W0514 17:47:45.013040 4417709504 deprecation.py:323] From /Users/davis/miniconda3/envs/tf2/lib/python3.7/site-packages/tensorflow/python/data/ops/dataset_ops.py:410: py_func (from tensorflow.python.ops.script_ops) is deprecated and will be removed in a future version.
Instructions for updating:
tf.py_func is deprecated in TF V2. Instead, there are two
    options available in V2.
    - tf.py_function takes a python function which manipulates tf eager
    tensors instead of numpy arrays.

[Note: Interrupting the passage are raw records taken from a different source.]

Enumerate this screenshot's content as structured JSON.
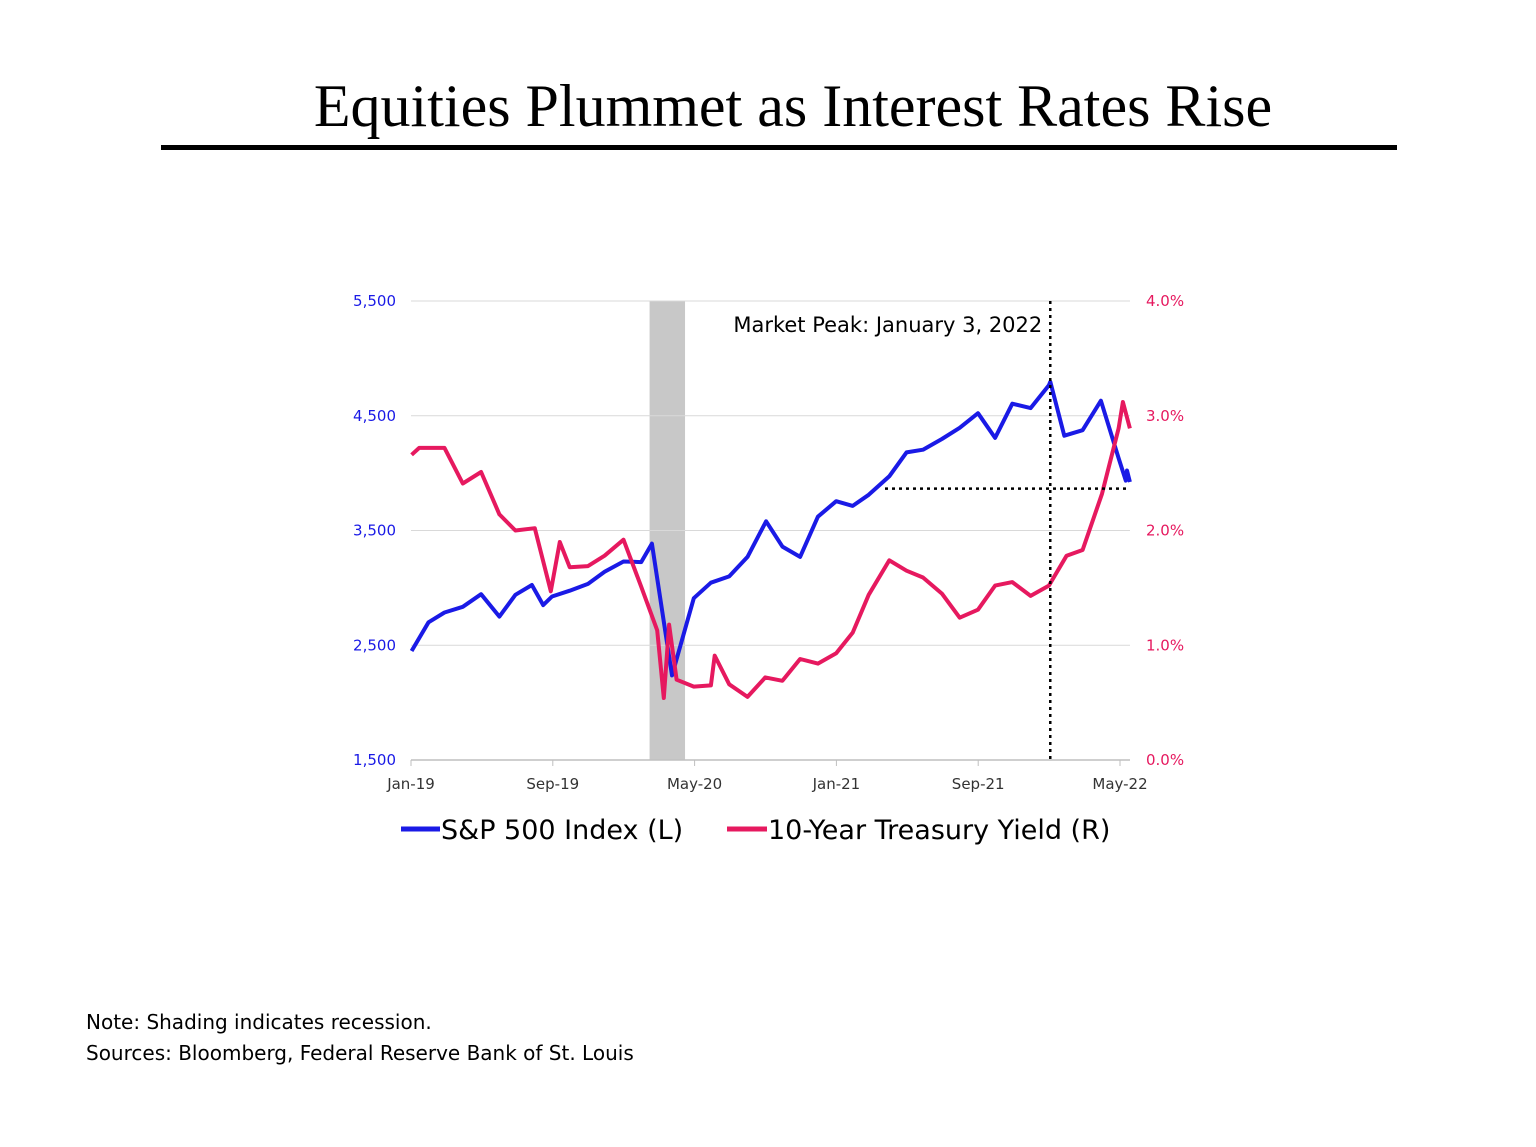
{
  "title": "Equities Plummet as Interest Rates Rise",
  "notes": [
    "Note: Shading indicates recession.",
    "Sources: Bloomberg, Federal Reserve Bank of St. Louis"
  ],
  "chart_data": {
    "type": "line",
    "title": "Equities Plummet as Interest Rates Rise",
    "x_ticks": [
      "Jan-19",
      "Sep-19",
      "May-20",
      "Jan-21",
      "Sep-21",
      "May-22"
    ],
    "x_tick_dates": [
      "2019-01-01",
      "2019-09-01",
      "2020-05-01",
      "2021-01-01",
      "2021-09-01",
      "2022-05-01"
    ],
    "y_left": {
      "range": [
        1500,
        5500
      ],
      "ticks": [
        "1,500",
        "2,500",
        "3,500",
        "4,500",
        "5,500"
      ],
      "color": "#1a1ae6"
    },
    "y_right": {
      "range": [
        0,
        4
      ],
      "ticks": [
        "0.0%",
        "1.0%",
        "2.0%",
        "3.0%",
        "4.0%"
      ],
      "color": "#e6195f"
    },
    "grid": true,
    "legend": "bottom",
    "recession_shading": {
      "start": "2020-02-15",
      "end": "2020-04-15",
      "color": "#c8c8c8"
    },
    "annotation": {
      "text": "Market Peak: January 3, 2022",
      "date": "2022-01-03",
      "sp500_level": 3865
    },
    "series": [
      {
        "name": "S&P 500 Index (L)",
        "axis": "left",
        "color": "#1a1ae6",
        "points": [
          [
            "2019-01-02",
            2450
          ],
          [
            "2019-01-31",
            2700
          ],
          [
            "2019-02-28",
            2785
          ],
          [
            "2019-03-29",
            2835
          ],
          [
            "2019-04-30",
            2945
          ],
          [
            "2019-05-31",
            2750
          ],
          [
            "2019-06-28",
            2940
          ],
          [
            "2019-07-26",
            3025
          ],
          [
            "2019-08-15",
            2850
          ],
          [
            "2019-08-30",
            2925
          ],
          [
            "2019-09-30",
            2975
          ],
          [
            "2019-10-31",
            3035
          ],
          [
            "2019-11-29",
            3140
          ],
          [
            "2019-12-31",
            3230
          ],
          [
            "2020-01-31",
            3225
          ],
          [
            "2020-02-19",
            3386
          ],
          [
            "2020-03-23",
            2237
          ],
          [
            "2020-04-30",
            2910
          ],
          [
            "2020-05-29",
            3045
          ],
          [
            "2020-06-30",
            3100
          ],
          [
            "2020-07-31",
            3270
          ],
          [
            "2020-09-02",
            3580
          ],
          [
            "2020-09-30",
            3360
          ],
          [
            "2020-10-30",
            3270
          ],
          [
            "2020-11-30",
            3620
          ],
          [
            "2020-12-31",
            3755
          ],
          [
            "2021-01-29",
            3714
          ],
          [
            "2021-02-26",
            3811
          ],
          [
            "2021-03-31",
            3972
          ],
          [
            "2021-04-30",
            4181
          ],
          [
            "2021-05-28",
            4204
          ],
          [
            "2021-06-30",
            4297
          ],
          [
            "2021-07-30",
            4395
          ],
          [
            "2021-08-31",
            4522
          ],
          [
            "2021-09-30",
            4307
          ],
          [
            "2021-10-29",
            4605
          ],
          [
            "2021-11-30",
            4567
          ],
          [
            "2021-12-31",
            4766
          ],
          [
            "2022-01-03",
            4796
          ],
          [
            "2022-01-27",
            4326
          ],
          [
            "2022-02-28",
            4374
          ],
          [
            "2022-03-29",
            4631
          ],
          [
            "2022-04-29",
            4131
          ],
          [
            "2022-05-11",
            3935
          ],
          [
            "2022-05-13",
            4023
          ],
          [
            "2022-05-18",
            3923
          ]
        ]
      },
      {
        "name": "10-Year Treasury Yield (R)",
        "axis": "right",
        "color": "#e6195f",
        "points": [
          [
            "2019-01-02",
            2.66
          ],
          [
            "2019-01-15",
            2.72
          ],
          [
            "2019-02-28",
            2.72
          ],
          [
            "2019-03-29",
            2.41
          ],
          [
            "2019-04-30",
            2.51
          ],
          [
            "2019-05-31",
            2.14
          ],
          [
            "2019-06-28",
            2.0
          ],
          [
            "2019-07-31",
            2.02
          ],
          [
            "2019-08-28",
            1.47
          ],
          [
            "2019-09-13",
            1.9
          ],
          [
            "2019-09-30",
            1.68
          ],
          [
            "2019-10-31",
            1.69
          ],
          [
            "2019-11-29",
            1.78
          ],
          [
            "2019-12-31",
            1.92
          ],
          [
            "2020-01-31",
            1.51
          ],
          [
            "2020-02-28",
            1.13
          ],
          [
            "2020-03-09",
            0.54
          ],
          [
            "2020-03-18",
            1.18
          ],
          [
            "2020-03-31",
            0.7
          ],
          [
            "2020-04-30",
            0.64
          ],
          [
            "2020-05-29",
            0.65
          ],
          [
            "2020-06-05",
            0.91
          ],
          [
            "2020-06-30",
            0.66
          ],
          [
            "2020-07-31",
            0.55
          ],
          [
            "2020-08-31",
            0.72
          ],
          [
            "2020-09-30",
            0.69
          ],
          [
            "2020-10-30",
            0.88
          ],
          [
            "2020-11-30",
            0.84
          ],
          [
            "2020-12-31",
            0.93
          ],
          [
            "2021-01-29",
            1.11
          ],
          [
            "2021-02-26",
            1.44
          ],
          [
            "2021-03-31",
            1.74
          ],
          [
            "2021-04-30",
            1.65
          ],
          [
            "2021-05-28",
            1.59
          ],
          [
            "2021-06-30",
            1.45
          ],
          [
            "2021-07-30",
            1.24
          ],
          [
            "2021-08-31",
            1.31
          ],
          [
            "2021-09-30",
            1.52
          ],
          [
            "2021-10-29",
            1.55
          ],
          [
            "2021-11-30",
            1.43
          ],
          [
            "2021-12-31",
            1.52
          ],
          [
            "2022-01-31",
            1.78
          ],
          [
            "2022-02-28",
            1.83
          ],
          [
            "2022-03-31",
            2.32
          ],
          [
            "2022-04-29",
            2.89
          ],
          [
            "2022-05-06",
            3.12
          ],
          [
            "2022-05-18",
            2.89
          ]
        ]
      }
    ]
  }
}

It's easy to convert a tf eager tensor to
    an ndarray (just call tensor.numpy()) but having access to eager tensors
    means `tf.py_function`s can use accelerators such as GPUs as well as
    being differentiable using a gradient tape.
    - tf.numpy_function maintains the semantics of the deprecated tf.py_func
    (it is not differentiable, and manipulates numpy arrays). It drops the
    stateful argument making all functions stateful.
    


# Dataset Transformations
Once you have created the Dataset covering all the data (or scenarios, in some cases like, runtime data generation), it is time to apply various types of transformation. Let us go through some of commonly used transformations.

## Batch Transformation
Batch corresponds to sequentially dividing your dataset by the specified batch size.

## Repeat Transformation
Whatever Dataset you have generated, use this transformation to create duplicates of the existing data in your Dataset.